The kind of code style that they teach you in school is to write the obvious. To avoid cleverness, aim for minimal complexity, and use standard, unexotic techniques. This sort of lowest-common-denominator coding style may or may not be an efficient way to write programs in large, corporate groups, but it's most certainly bad literary style. Writing novels in the language of "See Spot Run" makes very little sense, and, as writers, we certainly wouldn't listen to the argument that it needs to be written at a 2nd-grade reading level so that everyone can (potentially) read it. Knuth understands this, and so his call for a Literate Programming is not a call for pedagogy, but a call for literature. The complexity at the heart of interesting programs can never be vanquished, just pushed around, spread out, or polished up and presented, jewel-like. These baroque complications call for sophisticated, multi-level, clear communication, bearing the reader along a well-defined trajectory of thoughts, leading to the inevitable ending.
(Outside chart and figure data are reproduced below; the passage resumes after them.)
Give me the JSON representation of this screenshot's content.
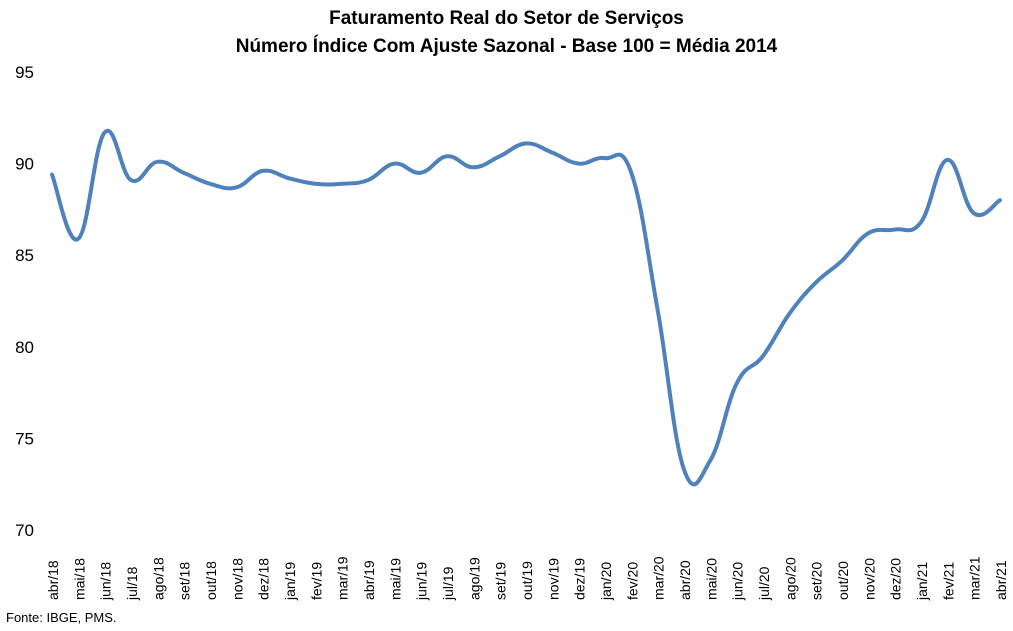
{
  "chart_data": {
    "type": "line",
    "title": "Faturamento Real do Setor de Serviços",
    "subtitle": "Número Índice Com Ajuste Sazonal - Base 100 = Média 2014",
    "xlabel": "",
    "ylabel": "",
    "ylim": [
      70,
      95
    ],
    "yticks": [
      70,
      75,
      80,
      85,
      90,
      95
    ],
    "grid": false,
    "legend": "none",
    "categories": [
      "abr/18",
      "mai/18",
      "jun/18",
      "jul/18",
      "ago/18",
      "set/18",
      "out/18",
      "nov/18",
      "dez/18",
      "jan/19",
      "fev/19",
      "mar/19",
      "abr/19",
      "mai/19",
      "jun/19",
      "jul/19",
      "ago/19",
      "set/19",
      "out/19",
      "nov/19",
      "dez/19",
      "jan/20",
      "fev/20",
      "mar/20",
      "abr/20",
      "mai/20",
      "jun/20",
      "jul/20",
      "ago/20",
      "set/20",
      "out/20",
      "nov/20",
      "dez/20",
      "jan/21",
      "fev/21",
      "mar/21",
      "abr/21"
    ],
    "series": [
      {
        "color": "#4F81BD",
        "values": [
          89.4,
          85.9,
          91.7,
          89.1,
          90.1,
          89.5,
          88.9,
          88.7,
          89.6,
          89.2,
          88.9,
          88.9,
          89.1,
          90.0,
          89.5,
          90.4,
          89.8,
          90.4,
          91.1,
          90.6,
          90.0,
          90.3,
          89.5,
          82.0,
          73.3,
          73.8,
          78.0,
          79.5,
          81.8,
          83.5,
          84.7,
          86.2,
          86.4,
          86.8,
          90.2,
          87.3,
          88.0
        ]
      }
    ]
  },
  "footer": {
    "source": "Fonte: IBGE, PMS."
  }
}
Execution.



 
InformIT.com has a recent interview with Knuth, in which he gives an explanation for why literate programming has never caught on:

"Literate programming is a very personal thing. I think it’s terrific, but that might well be because I’m a very strange person. It has tens of thousands of fans, but not millions.

In my experience, software created with literate programming has turned out to be significantly better than software developed in more traditional ways. Yet ordinary software is usually okay—I’d give it a grade of C (or maybe C++), but not F; hence, the traditional methods stay with us. Since they’re understood by a vast community of programmers, most people have no big incentive to change, just as I’m not motivated to learn Esperanto even though it might be preferable to English and German and French and Russian (if everybody switched).
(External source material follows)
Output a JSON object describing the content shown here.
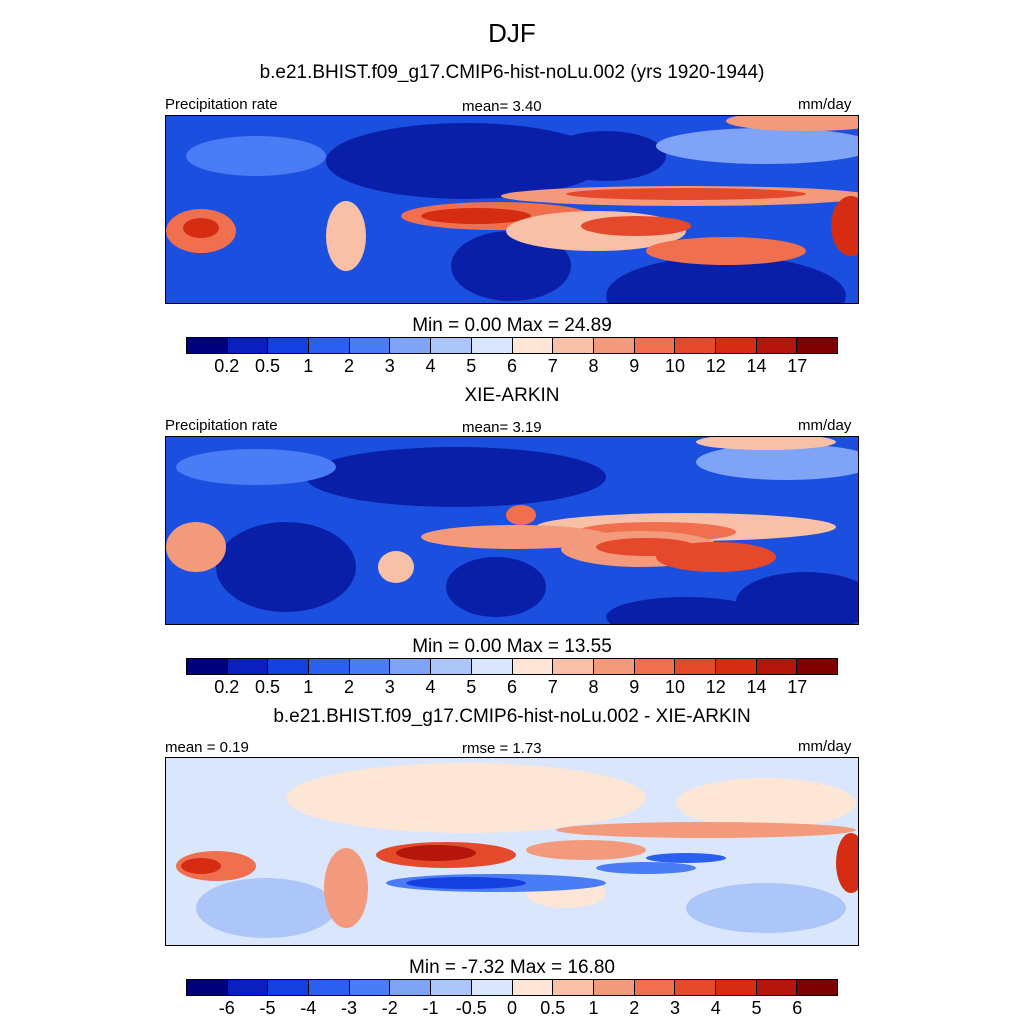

Jon Bentley probably hit the nail on the head when he once was asked why literate programming hasn’t taken the whole world by storm. He observed that a small percentage of the world’s population is good at programming, and a small percentage is good at writing; apparently I am asking everybody to be in both subsets.

Yet to me, literate programming is certainly the most important thing that came out of the TeX project. Not only has it enabled me to write and maintain programs faster and more reliably than ever before, and been one of my greatest sources of joy since the 1980s—it has actually been indispensable at times. Some of my major programs, such as the MMIX meta-simulator, could not have been written with any other methodology that I’ve ever heard of. The complexity was simply too daunting for my limited brain to handle; without literate programming, the whole enterprise would have flopped miserably.

If people do discover nice ways to use the newfangled multithreaded machines, I would expect the discovery to come from people who routinely use literate programming. Literate programming is what you need to rise above the ordinary level of achievement. But I don’t believe in forcing ideas on anybody. If literate programming isn’t your style, please forget it and do what you like. If nobody likes it but me, let it die."